Amerika`nın sömürgeleştirilmesi tarihinde, bu iki örneğini verdiğimiz Kızılderili katliamı gibi hemen hemen her kolonide benzer katliamları yaşanmıştı. Bütün kolonilerde de gerek Püritenlerin gerekse de Avrupa`dan getirilen Yahudilerin varlığını görmekteyiz. Bu gün İsrail nüfusu kadar Yahudi`nin Amerika`daki etkin varlıkları bu tarihi sürecin bir ürünüdür.

Fakat Yahudilerin varlığından çok daha tesirli olan ise, İngiliz püritenliğini devralan Amerikan evanjelizmidir. Amerikan evanjelizmi, kendisini Amerika`nın kuruluş felsefesi olarak görür.
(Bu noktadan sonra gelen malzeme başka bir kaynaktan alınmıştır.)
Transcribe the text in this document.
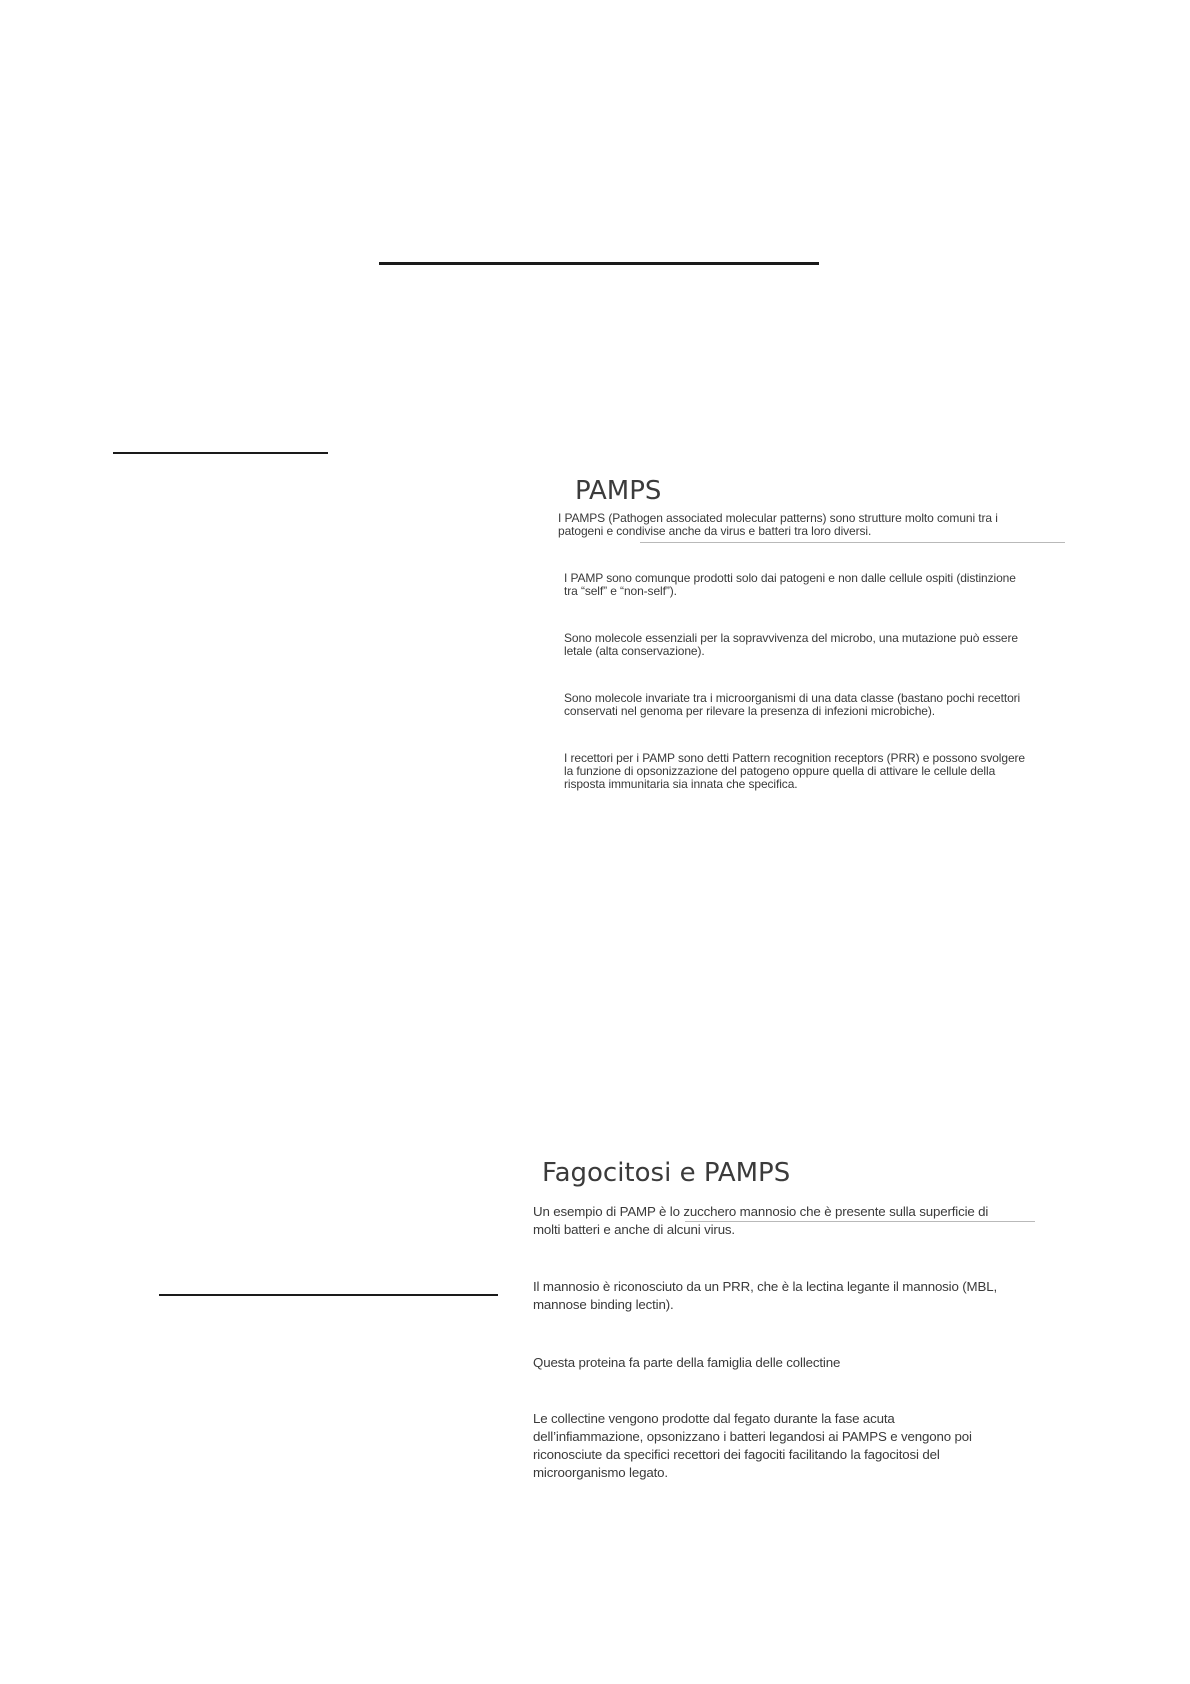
PAMPS

I PAMPS (Pathogen associated molecular patterns) sono strutture molto comuni tra i
patogeni e condivise anche da virus e batteri tra loro diversi.

I PAMP sono comunque prodotti solo dai patogeni e non dalle cellule ospiti (distinzione
tra “self” e “non-self”).

Sono molecole essenziali per la sopravvivenza del microbo, una mutazione può essere
letale (alta conservazione).

Sono molecole invariate tra i microorganismi di una data classe (bastano pochi recettori
conservati nel genoma per rilevare la presenza di infezioni microbiche).

I recettori per i PAMP sono detti Pattern recognition receptors (PRR) e possono svolgere
la funzione di opsonizzazione del patogeno oppure quella di attivare le cellule della
risposta immunitaria sia innata che specifica.

Fagocitosi e PAMPS

Un esempio di PAMP è lo zucchero mannosio che è presente sulla superficie di
molti batteri e anche di alcuni virus.

Il mannosio è riconosciuto da un PRR, che è la lectina legante il mannosio (MBL,
mannose binding lectin).

Questa proteina fa parte della famiglia delle collectine

Le collectine vengono prodotte dal fegato durante la fase acuta
dell’infiammazione, opsonizzano i batteri legandosi ai PAMPS e vengono poi
riconosciute da specifici recettori dei fagociti facilitando la fagocitosi del
microorganismo legato.
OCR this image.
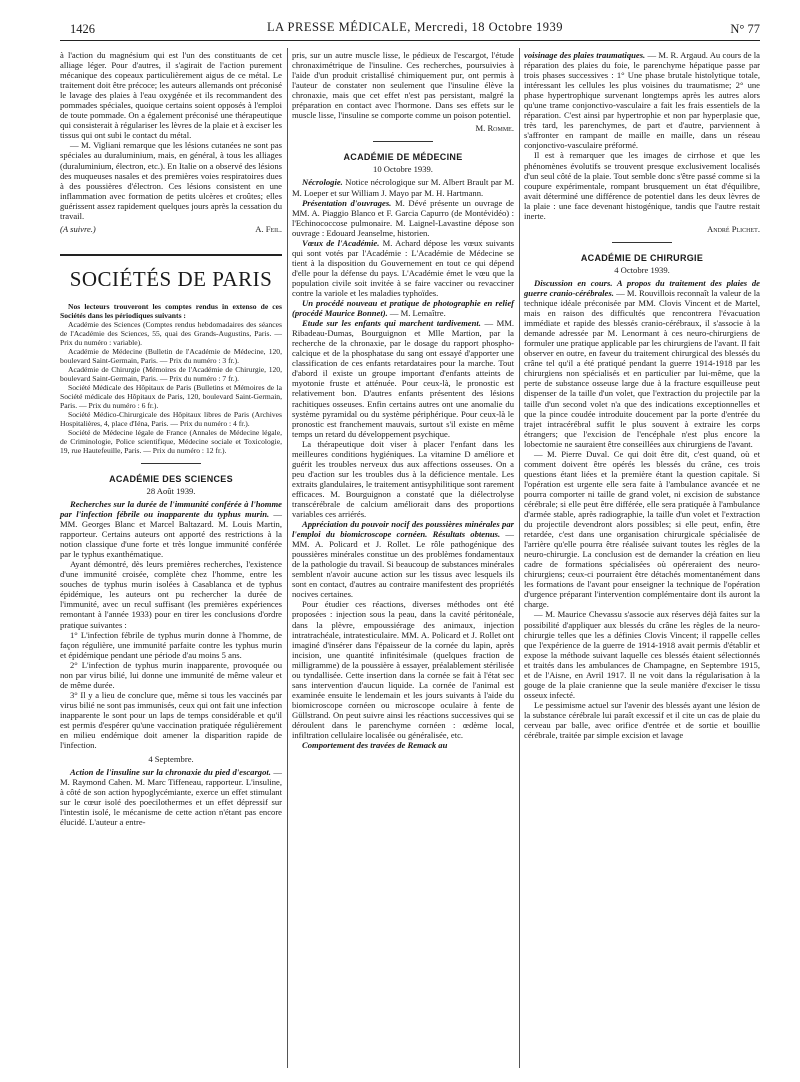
1426	LA PRESSE MÉDICALE, Mercredi, 18 Octobre 1939	N° 77

à l'action du magnésium qui est l'un des constituants de cet alliage léger. Pour d'autres, il s'agirait de l'action purement mécanique des copeaux particulièrement aigus de ce métal. Le traitement doit être précoce; les auteurs allemands ont préconisé le lavage des plaies à l'eau oxygénée et ils recommandent des pommades spéciales, quoique certains soient opposés à l'emploi de toute pommade. On a également préconisé une thérapeutique qui consisterait à régulariser les lèvres de la plaie et à exciser les tissus qui ont subi le contact du métal.

— M. Vigliani remarque que les lésions cutanées ne sont pas spéciales au duraluminium, mais, en général, à tous les alliages (duraluminium, électron, etc.). En Italie on a observé des lésions des muqueuses nasales et des premières voies respiratoires dues à des poussières d'électron. Ces lésions consistent en une inflammation avec formation de petits ulcères et croûtes; elles guérissent assez rapidement quelques jours après la cessation du travail.

(A suivre.)	A. Feil.
SOCIÉTÉS DE PARIS

Nos lecteurs trouveront les comptes rendus in extenso de ces Sociétés dans les périodiques suivants :

Académie des Sciences (Comptes rendus hebdomadaires des séances de l'Académie des Sciences, 55, quai des Grands-Augustins, Paris. — Prix du numéro : variable).

Académie de Médecine (Bulletin de l'Académie de Médecine, 120, boulevard Saint-Germain, Paris. — Prix du numéro : 3 fr.).

Académie de Chirurgie (Mémoires de l'Académie de Chirurgie, 120, boulevard Saint-Germain, Paris. — Prix du numéro : 7 fr.).

Société Médicale des Hôpitaux de Paris (Bulletins et Mémoires de la Société médicale des Hôpitaux de Paris, 120, boulevard Saint-Germain, Paris. — Prix du numéro : 6 fr.).

Société Médico-Chirurgicale des Hôpitaux libres de Paris (Archives Hospitalières, 4, place d'Iéna, Paris. — Prix du numéro : 4 fr.).

Société de Médecine légale de France (Annales de Médecine légale, de Criminologie, Police scientifique, Médecine sociale et Toxicologie, 19, rue Hautefeuille, Paris. — Prix du numéro : 12 fr.).

ACADÉMIE DES SCIENCES
28 Août 1939.

Recherches sur la durée de l'immunité conférée à l'homme par l'infection fébrile ou inapparente du typhus murin. — MM. Georges Blanc et Marcel Baltazard. M. Louis Martin, rapporteur. Certains auteurs ont apporté des restrictions à la notion classique d'une forte et très longue immunité conférée par le typhus exanthématique.

Ayant démontré, dès leurs premières recherches, l'existence d'une immunité croisée, complète chez l'homme, entre les souches de typhus murin isolées à Casablanca et de typhus épidémique, les auteurs ont pu rechercher la durée de l'immunité, avec un recul suffisant (les premières expériences remontant à l'année 1933) pour en tirer les conclusions d'ordre pratique suivantes :

1° L'infection fébrile de typhus murin donne à l'homme, de façon régulière, une immunité parfaite contre les typhus murin et épidémique pendant une période d'au moins 5 ans.

2° L'infection de typhus murin inapparente, provoquée ou non par virus bilié, lui donne une immunité de même valeur et de même durée.

3° Il y a lieu de conclure que, même si tous les vaccinés par virus bilié ne sont pas immunisés, ceux qui ont fait une infection inapparente le sont pour un laps de temps considérable et qu'il est permis d'espérer qu'une vaccination pratiquée régulièrement en milieu endémique doit amener la disparition rapide de l'infection.

4 Septembre.

Action de l'insuline sur la chronaxie du pied d'escargot. — M. Raymond Cahen. M. Marc Tiffeneau, rapporteur. L'insuline, à côté de son action hypoglycémiante, exerce un effet stimulant sur le cœur isolé des poecilothermes et un effet dépressif sur l'intestin isolé, le mécanisme de cette action n'étant pas encore élucidé. L'auteur a entre-

pris, sur un autre muscle lisse, le pédieux de l'escargot, l'étude chronaximétrique de l'insuline. Ces recherches, poursuivies à l'aide d'un produit cristallisé chimiquement pur, ont permis à l'auteur de constater non seulement que l'insuline élève la chronaxie, mais que cet effet n'est pas persistant, malgré la préparation en contact avec l'hormone. Dans ses effets sur le muscle lisse, l'insuline se comporte comme un poison potentiel.

M. Romme.
ACADÉMIE DE MÉDECINE
10 Octobre 1939.

Nécrologie. Notice nécrologique sur M. Albert Brault par M. M. Loeper et sur William J. Mayo par M. H. Hartmann.

Présentation d'ouvrages. M. Dévé présente un ouvrage de MM. A. Piaggio Blanco et F. Garcia Capurro (de Montévidéo) : l'Echinococcose pulmonaire. M. Laignel-Lavastine dépose son ouvrage : Edouard Jeanselme, historien.

Vœux de l'Académie. M. Achard dépose les vœux suivants qui sont votés par l'Académie : L'Académie de Médecine se tient à la disposition du Gouvernement en tout ce qui dépend d'elle pour la défense du pays. L'Académie émet le vœu que la population civile soit invitée à se faire vacciner ou revacciner contre la variole et les maladies typhoïdes.

Un procédé nouveau et pratique de photographie en relief (procédé Maurice Bonnet). — M. Lemaître.

Etude sur les enfants qui marchent tardivement. — MM. Ribadeau-Dumas, Bourguignon et Mlle Martion, par la recherche de la chronaxie, par le dosage du rapport phospho-calcique et de la phosphatase du sang ont essayé d'apporter une classification de ces enfants retardataires pour la marche. Tout d'abord il existe un groupe important d'enfants atteints de myotonie fruste et atténuée. Pour ceux-là, le pronostic est relativement bon. D'autres enfants présentent des lésions rachitiques osseuses. Enfin certains autres ont une anomalie du système pyramidal ou du système périphérique. Pour ceux-là le pronostic est franchement mauvais, surtout s'il existe en même temps un retard du développement psychique.

La thérapeutique doit viser à placer l'enfant dans les meilleures conditions hygiéniques. La vitamine D améliore et guérit les troubles nerveux dus aux affections osseuses. On a peu d'action sur les troubles dus à la déficience mentale. Les extraits glandulaires, le traitement antisyphilitique sont rarement efficaces. M. Bourguignon a constaté que la diélectrolyse transcérébrale de calcium améliorait dans des proportions variables ces arriérés.

Appréciation du pouvoir nocif des poussières minérales par l'emploi du biomicroscope cornéen. Résultats obtenus. — MM. A. Policard et J. Rollet. Le rôle pathogénique des poussières minérales constitue un des problèmes fondamentaux de la pathologie du travail. Si beaucoup de substances minérales semblent n'avoir aucune action sur les tissus avec lesquels ils sont en contact, d'autres au contraire manifestent des propriétés nocives certaines.

Pour étudier ces réactions, diverses méthodes ont été proposées : injection sous la peau, dans la cavité péritonéale, dans la plèvre, empoussiérage des animaux, injection intratrachéale, intratesticulaire. MM. A. Policard et J. Rollet ont imaginé d'insérer dans l'épaisseur de la cornée du lapin, après incision, une quantité infinitésimale (quelques fraction de milligramme) de la poussière à essayer, préalablement stérilisée ou tyndallisée. Cette insertion dans la cornée se fait à l'état sec sans intervention d'aucun liquide. La cornée de l'animal est examinée ensuite le lendemain et les jours suivants à l'aide du biomicroscope cornéen ou microscope oculaire à fente de Güllstrand. On peut suivre ainsi les réactions successives qui se déroulent dans le parenchyme cornéen : œdème local, infiltration cellulaire localisée ou généralisée, etc.

Comportement des travées de Remack au

voisinage des plaies traumatiques. — M. R. Argaud. Au cours de la réparation des plaies du foie, le parenchyme hépatique passe par trois phases successives : 1° Une phase brutale histolytique totale, intéressant les cellules les plus voisines du traumatisme; 2° une phase hypertrophique survenant longtemps après les autres alors qu'une trame conjonctivo-vasculaire a fait les frais essentiels de la réparation. C'est ainsi par hypertrophie et non par hyperplasie que, très tard, les parenchymes, de part et d'autre, parviennent à s'affronter en rampant de maille en maille, dans un réseau conjonctivo-vasculaire préformé.

Il est à remarquer que les images de cirrhose et que les phénomènes évolutifs se trouvent presque exclusivement localisés d'un seul côté de la plaie. Tout semble donc s'être passé comme si la coupure expérimentale, rompant brusquement un état d'équilibre, avait déterminé une différence de potentiel dans les deux lèvres de la plaie : une face devenant histogénique, tandis que l'autre restait inerte.

André Plichet.
ACADÉMIE DE CHIRURGIE
4 Octobre 1939.

Discussion en cours. A propos du traitement des plaies de guerre cranio-cérébrales. — M. Rouvillois reconnaît la valeur de la technique idéale préconisée par MM. Clovis Vincent et de Martel, mais en raison des difficultés que rencontrera l'évacuation immédiate et rapide des blessés cranio-cérébraux, il s'associe à la demande adressée par M. Lenormant à ces neuro-chirurgiens de formuler une pratique applicable par les chirurgiens de l'avant. Il fait observer en outre, en faveur du traitement chirurgical des blessés du crâne tel qu'il a été pratiqué pendant la guerre 1914-1918 par les chirurgiens non spécialisés et en particulier par lui-même, que la perte de substance osseuse large due à la fracture esquilleuse peut dispenser de la taille d'un volet, que l'extraction du projectile par la taille d'un second volet n'a que des indications exceptionnelles et que la pince coudée introduite doucement par la porte d'entrée du trajet intracérébral suffit le plus souvent à extraire les corps étrangers; que l'excision de l'encéphale n'est plus encore la lobectomie ne sauraient être conseillées aux chirurgiens de l'avant.

— M. Pierre Duval. Ce qui doit être dit, c'est quand, où et comment doivent être opérés les blessés du crâne, ces trois questions étant liées et la première étant la question capitale. Si l'opération est urgente elle sera faite à l'ambulance avancée et ne pourra comporter ni taille de grand volet, ni excision de substance cérébrale; si elle peut être différée, elle sera pratiquée à l'ambulance d'armée stable, après radiographie, la taille d'un volet et l'extraction du projectile devendront alors possibles; si elle peut, enfin, être retardée, c'est dans une organisation chirurgicale spécialisée de l'arrière qu'elle pourra être réalisée suivant toutes les règles de la neuro-chirurgie. La conclusion est de demander la création en lieu cadre de formations spécialisées où opéreraient des neuro-chirurgiens; ceux-ci pourraient être détachés momentanément dans les formations de l'avant pour enseigner la technique de l'opération d'urgence préparant l'intervention complémentaire dont ils auront la charge.

— M. Maurice Chevassu s'associe aux réserves déjà faites sur la possibilité d'appliquer aux blessés du crâne les règles de la neuro-chirurgie telles que les a définies Clovis Vincent; il rappelle celles que l'expérience de la guerre de 1914-1918 avait permis d'établir et expose la méthode suivant laquelle ces blessés étaient sélectionnés et traités dans les ambulances de Champagne, en Septembre 1915, et de l'Aisne, en Avril 1917. Il ne voit dans la régularisation à la gouge de la plaie cranienne que la seule manière d'exciser le tissu osseux infecté.

Le pessimisme actuel sur l'avenir des blessés ayant une lésion de la substance cérébrale lui paraît excessif et il cite un cas de plaie du cerveau par balle, avec orifice d'entrée et de sortie et bouillie cérébrale, traitée par simple excision et lavage
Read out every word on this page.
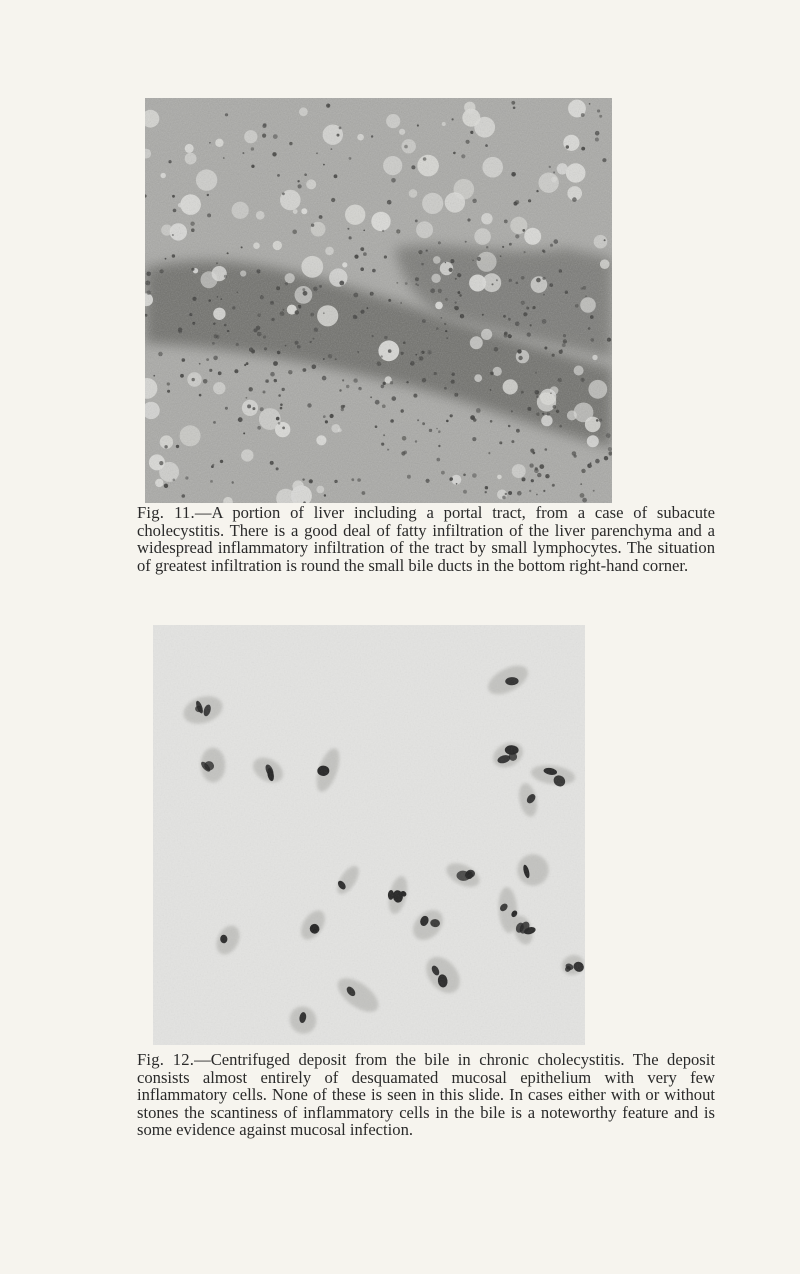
Fig. 11.—A portion of liver including a portal tract, from a case of subacute cholecystitis. There is a good deal of fatty infiltration of the liver parenchyma and a widespread inflammatory infiltration of the tract by small lymphocytes. The situation of greatest infiltration is round the small bile ducts in the bottom right-hand corner.

Fig. 12.—Centrifuged deposit from the bile in chronic cholecystitis. The deposit consists almost entirely of desquamated mucosal epithelium with very few inflammatory cells. None of these is seen in this slide. In cases either with or without stones the scantiness of inflammatory cells in the bile is a noteworthy feature and is some evidence against mucosal infection.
Bunu ABD`nin gerek iç siyasetinin gerekse de dış siyasetinin şekillenmesindeki belirleyiciliği ile de teyit eder.

Amerika`nın İslam`a ve Müslümanlara karşı siyaseti bu kaynaktan beslenir. Yani tavır ve tutumunu eski Ahitten (Tevrat`tan) alır. Kısacası bir Yahudi`nin Müslümanlara bakışı nasılsa, bir evanjelistin bakışı da öyledir.

Amerikan temsilciler Meclisinin ihvan-ı Müslimin Cemaatını “terör örgütü” olarak tanımasının da, Donald Trump`un durmadan Müslümanları tehdit göstermesinin de arka planında bu genetiğin kodları mevcuttur.

Özellikle Donald Trump, İngiliz Püritenliğinin ve Amerikan Evanjelizminin adeta bir “tüp bebeği” ve son mahsulüdür.

Şerlilerin şerrinden muhafaza duasıyla… Allah`a emanetsiniz.